The Zocalo, with its cultural activities, is the very heart of Oaxaca, and is a daily magnet for locals and tourists alike. It also attracts vendors of various trinkets, as well as poor children (all of them indigenous...possibly Zapotecs) who attempt to make a few pesos by selling chewing gum. Approaching the restaurants' tables occupied by tourists, these children sometimes shyly ask for left-overs. In fact, that's what three little girls did one evening. We gladly gave them whatever was on our table, and one of us even asked our waiter for a bag to give them half her pizza.
During a festive Guelguetza dance festival of schoolchildren, I looked beyond the colors, music, laughter and frenetic motion, and at the periphery of the stage, saw a Zapotec boy with arms outstretched in askance for fruits from one of the young dancers.
You see, after each dance the young dancers would reach into baskets of fruits, flowers and vegetables, and toss them to an appreciative audience.

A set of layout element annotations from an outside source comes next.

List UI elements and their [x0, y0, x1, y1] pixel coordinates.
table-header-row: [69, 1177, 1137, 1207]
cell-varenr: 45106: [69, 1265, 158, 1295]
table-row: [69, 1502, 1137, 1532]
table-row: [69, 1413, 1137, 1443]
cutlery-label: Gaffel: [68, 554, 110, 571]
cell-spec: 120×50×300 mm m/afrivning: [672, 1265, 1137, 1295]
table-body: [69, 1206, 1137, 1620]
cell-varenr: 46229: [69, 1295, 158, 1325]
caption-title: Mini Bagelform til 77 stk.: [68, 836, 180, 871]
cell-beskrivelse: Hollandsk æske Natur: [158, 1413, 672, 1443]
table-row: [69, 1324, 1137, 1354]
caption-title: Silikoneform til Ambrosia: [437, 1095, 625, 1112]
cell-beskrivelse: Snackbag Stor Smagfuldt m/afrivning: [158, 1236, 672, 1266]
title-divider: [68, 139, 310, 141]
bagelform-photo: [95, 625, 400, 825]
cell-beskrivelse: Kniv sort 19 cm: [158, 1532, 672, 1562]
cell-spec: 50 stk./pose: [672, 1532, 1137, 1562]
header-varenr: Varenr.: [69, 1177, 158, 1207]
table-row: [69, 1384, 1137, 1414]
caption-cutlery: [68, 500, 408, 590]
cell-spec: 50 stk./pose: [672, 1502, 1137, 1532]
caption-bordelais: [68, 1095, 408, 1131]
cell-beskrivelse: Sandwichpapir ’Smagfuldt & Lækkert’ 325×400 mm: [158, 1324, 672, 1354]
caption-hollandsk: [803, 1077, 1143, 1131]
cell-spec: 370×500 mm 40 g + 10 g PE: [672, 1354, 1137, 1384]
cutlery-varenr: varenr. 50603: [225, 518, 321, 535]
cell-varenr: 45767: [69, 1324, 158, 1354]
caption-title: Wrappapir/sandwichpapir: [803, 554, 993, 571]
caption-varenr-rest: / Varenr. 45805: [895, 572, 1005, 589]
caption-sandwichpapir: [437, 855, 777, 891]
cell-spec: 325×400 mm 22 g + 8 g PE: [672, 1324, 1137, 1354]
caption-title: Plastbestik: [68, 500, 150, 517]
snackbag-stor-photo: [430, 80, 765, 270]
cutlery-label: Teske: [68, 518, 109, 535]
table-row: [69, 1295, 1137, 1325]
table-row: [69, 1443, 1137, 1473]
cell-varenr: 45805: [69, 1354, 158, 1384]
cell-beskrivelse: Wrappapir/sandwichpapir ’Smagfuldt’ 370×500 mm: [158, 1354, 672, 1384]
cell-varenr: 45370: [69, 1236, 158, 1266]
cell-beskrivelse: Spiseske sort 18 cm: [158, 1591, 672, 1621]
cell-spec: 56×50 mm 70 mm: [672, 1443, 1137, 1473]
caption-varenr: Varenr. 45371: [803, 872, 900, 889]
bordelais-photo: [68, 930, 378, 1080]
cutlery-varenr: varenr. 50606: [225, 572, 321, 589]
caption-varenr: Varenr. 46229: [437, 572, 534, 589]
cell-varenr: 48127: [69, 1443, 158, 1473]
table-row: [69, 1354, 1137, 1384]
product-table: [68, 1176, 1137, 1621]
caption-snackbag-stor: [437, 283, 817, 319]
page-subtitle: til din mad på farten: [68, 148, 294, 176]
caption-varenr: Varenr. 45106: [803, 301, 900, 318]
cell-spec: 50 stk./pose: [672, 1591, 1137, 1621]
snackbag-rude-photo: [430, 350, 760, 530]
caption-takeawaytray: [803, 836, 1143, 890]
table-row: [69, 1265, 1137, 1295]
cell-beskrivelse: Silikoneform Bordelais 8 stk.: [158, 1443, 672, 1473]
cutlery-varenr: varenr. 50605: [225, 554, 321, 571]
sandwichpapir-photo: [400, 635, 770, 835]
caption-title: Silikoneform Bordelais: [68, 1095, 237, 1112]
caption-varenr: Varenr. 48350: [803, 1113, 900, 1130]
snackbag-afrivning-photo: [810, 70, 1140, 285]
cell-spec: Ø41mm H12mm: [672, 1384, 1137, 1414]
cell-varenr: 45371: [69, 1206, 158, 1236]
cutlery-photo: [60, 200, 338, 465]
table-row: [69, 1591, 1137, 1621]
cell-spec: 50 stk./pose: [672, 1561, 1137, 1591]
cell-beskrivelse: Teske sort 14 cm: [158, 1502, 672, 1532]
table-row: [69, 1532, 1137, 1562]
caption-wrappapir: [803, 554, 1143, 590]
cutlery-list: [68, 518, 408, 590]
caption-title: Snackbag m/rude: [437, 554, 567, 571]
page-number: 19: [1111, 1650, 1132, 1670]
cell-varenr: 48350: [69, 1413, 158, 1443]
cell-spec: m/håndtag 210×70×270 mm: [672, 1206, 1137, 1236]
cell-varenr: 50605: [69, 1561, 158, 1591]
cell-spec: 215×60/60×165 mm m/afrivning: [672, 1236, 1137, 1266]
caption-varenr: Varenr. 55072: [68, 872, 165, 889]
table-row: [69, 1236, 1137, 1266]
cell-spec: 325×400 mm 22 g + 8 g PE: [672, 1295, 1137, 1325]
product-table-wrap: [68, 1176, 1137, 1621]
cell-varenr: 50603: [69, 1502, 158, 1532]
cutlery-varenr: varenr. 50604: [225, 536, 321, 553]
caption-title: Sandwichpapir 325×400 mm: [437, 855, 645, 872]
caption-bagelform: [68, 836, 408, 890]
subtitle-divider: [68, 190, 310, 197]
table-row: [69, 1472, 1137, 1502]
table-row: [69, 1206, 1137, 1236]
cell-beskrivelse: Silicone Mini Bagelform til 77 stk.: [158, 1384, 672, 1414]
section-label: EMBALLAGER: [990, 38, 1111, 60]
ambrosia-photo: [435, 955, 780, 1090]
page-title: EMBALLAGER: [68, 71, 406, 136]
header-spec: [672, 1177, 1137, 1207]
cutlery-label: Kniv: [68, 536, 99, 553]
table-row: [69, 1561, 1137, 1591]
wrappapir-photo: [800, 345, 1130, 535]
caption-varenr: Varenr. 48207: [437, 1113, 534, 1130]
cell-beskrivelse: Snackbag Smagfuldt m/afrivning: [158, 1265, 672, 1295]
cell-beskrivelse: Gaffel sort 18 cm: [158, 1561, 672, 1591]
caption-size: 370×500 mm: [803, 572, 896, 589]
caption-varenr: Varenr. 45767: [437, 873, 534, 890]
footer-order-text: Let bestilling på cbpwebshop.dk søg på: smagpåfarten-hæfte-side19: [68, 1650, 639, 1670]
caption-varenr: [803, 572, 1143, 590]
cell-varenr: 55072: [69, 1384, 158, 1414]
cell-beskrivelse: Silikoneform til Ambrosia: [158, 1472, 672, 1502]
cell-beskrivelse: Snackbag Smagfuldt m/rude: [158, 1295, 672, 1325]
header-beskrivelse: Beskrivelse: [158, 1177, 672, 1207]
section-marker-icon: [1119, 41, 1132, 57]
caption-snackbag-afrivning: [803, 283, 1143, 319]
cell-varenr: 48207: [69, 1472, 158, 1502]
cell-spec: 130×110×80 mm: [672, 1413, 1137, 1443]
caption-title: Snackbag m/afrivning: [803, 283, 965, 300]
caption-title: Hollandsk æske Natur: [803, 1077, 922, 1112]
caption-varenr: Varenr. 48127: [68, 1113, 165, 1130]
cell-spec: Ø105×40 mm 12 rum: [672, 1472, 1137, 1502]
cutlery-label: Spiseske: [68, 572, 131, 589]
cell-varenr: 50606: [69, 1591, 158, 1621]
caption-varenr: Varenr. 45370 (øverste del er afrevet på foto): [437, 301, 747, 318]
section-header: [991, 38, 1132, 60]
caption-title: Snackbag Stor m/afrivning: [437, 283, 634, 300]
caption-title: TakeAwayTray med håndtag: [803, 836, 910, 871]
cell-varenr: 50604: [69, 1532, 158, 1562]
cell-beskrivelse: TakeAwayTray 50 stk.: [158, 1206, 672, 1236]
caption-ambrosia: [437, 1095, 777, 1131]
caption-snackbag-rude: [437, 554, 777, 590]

The Zapotec boy was in that audience, and wanted fruit. Mind you, not for keepsake as perhaps the families wanted, but to eat. However, I also noticed he never reached into the basket full of apricots just inches from him...no, that would be stealing. He just wanted the young dancer to give him one...and he got a fruit.
Not only was I sobered at this sight, but I also read in these unfortunate children's eyes an uncomprehending acceptance that they would never take part in an organized Guelaguetza dance such as the one they were witnessing. I also sensed that they understood that it was so because they were poor and were racially different. They would never wear the colorful Guelaguetza costumes. All this boy could muster was an old over sized baseball cap, and a dirty shirt.
No child should go hungry and no child should beg for food. Ever.